Los carteles color fucsia de la estación Independencia y sus conexiones con las otras líneas no la tientan. El moro es ahora un morocho con aire provinciano que la mira mientras ella se saca el abrigo, la bufanda, el pulóver como quien, en un ataque de locura, se desnuda para lanzarse al mar. Un nuevo frío recorre su espalda. No es tanto el frío de París que empieza de nuevo sino el hecho de darse cuenta de que su juego no podrá durar mucho más. Si después de Raspail, en Buenos Aires sólo le queda la terminal Bolívar, lo más probable es que el metro siga su curso normal hasta la Porte d´Orleáns.
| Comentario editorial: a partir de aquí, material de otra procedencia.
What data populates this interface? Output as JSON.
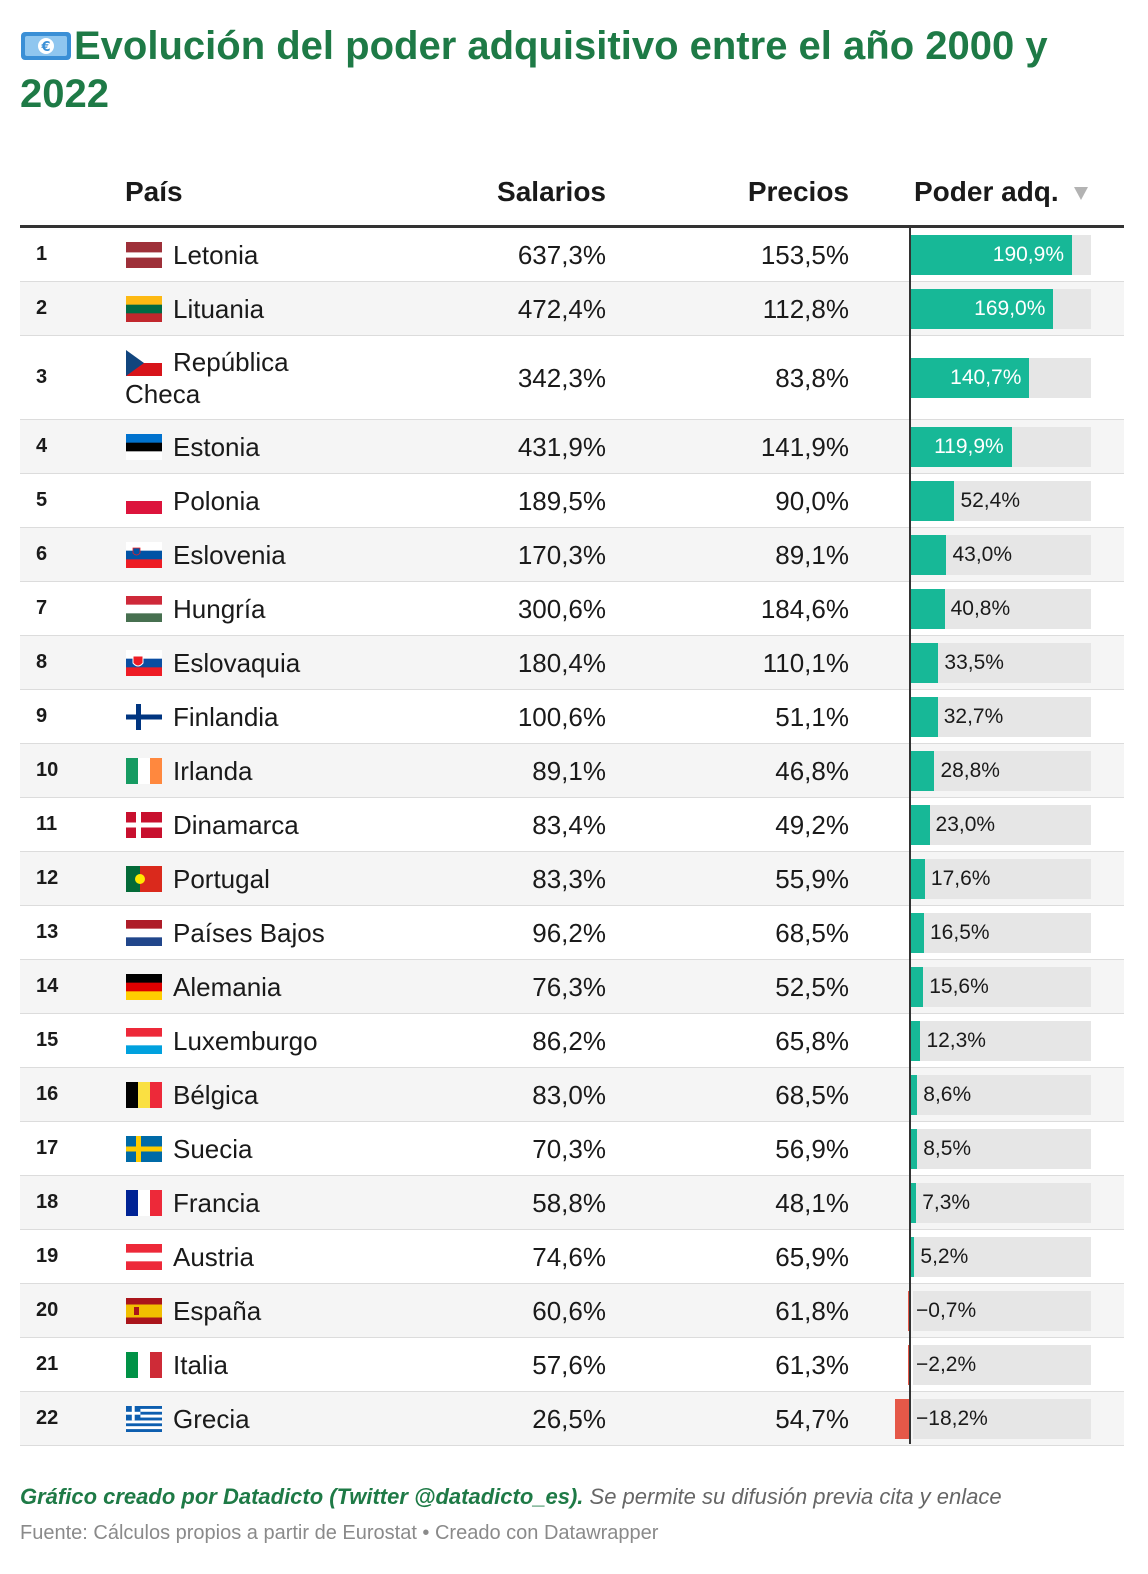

No puede correr el riesgo de no poder volver. Pero de no poder volver a dónde. Vous descendez?, le preguntan. Es ahora o nunca. Sólo puede decir: No sé. El francés la mira extrañado y se baja. Se vuelve a sentar. Ya está muy cansada, pero qué ganas de salir por la Catedral y sentarse en el banco donde, unas horas antes de partir, se despidió de Santiago. El vagón va reduciendo la velocidad a medida que se acerca a la terminal. Se pone de pie. La estación Bolívar sigue siendo sombría y ese día está llena de gente con pancartas. Quiere salir, pero no puede y se desploma, resignada. ¿Y si el vagón se pone en marcha y reaparece en París?, ¿qué va a pasar ahora? Ya no lo sabe. Ya no importa. Que esa realidad decida por ella. Sí, que decida por ella. El vagón queda completamente vacío y el conductor sale de su cabina: Eh, usted, ¿piensa quedarse a vivir acá? Ella no responde. Sólo espera que el vagón vuelva a ponerse en movimiento.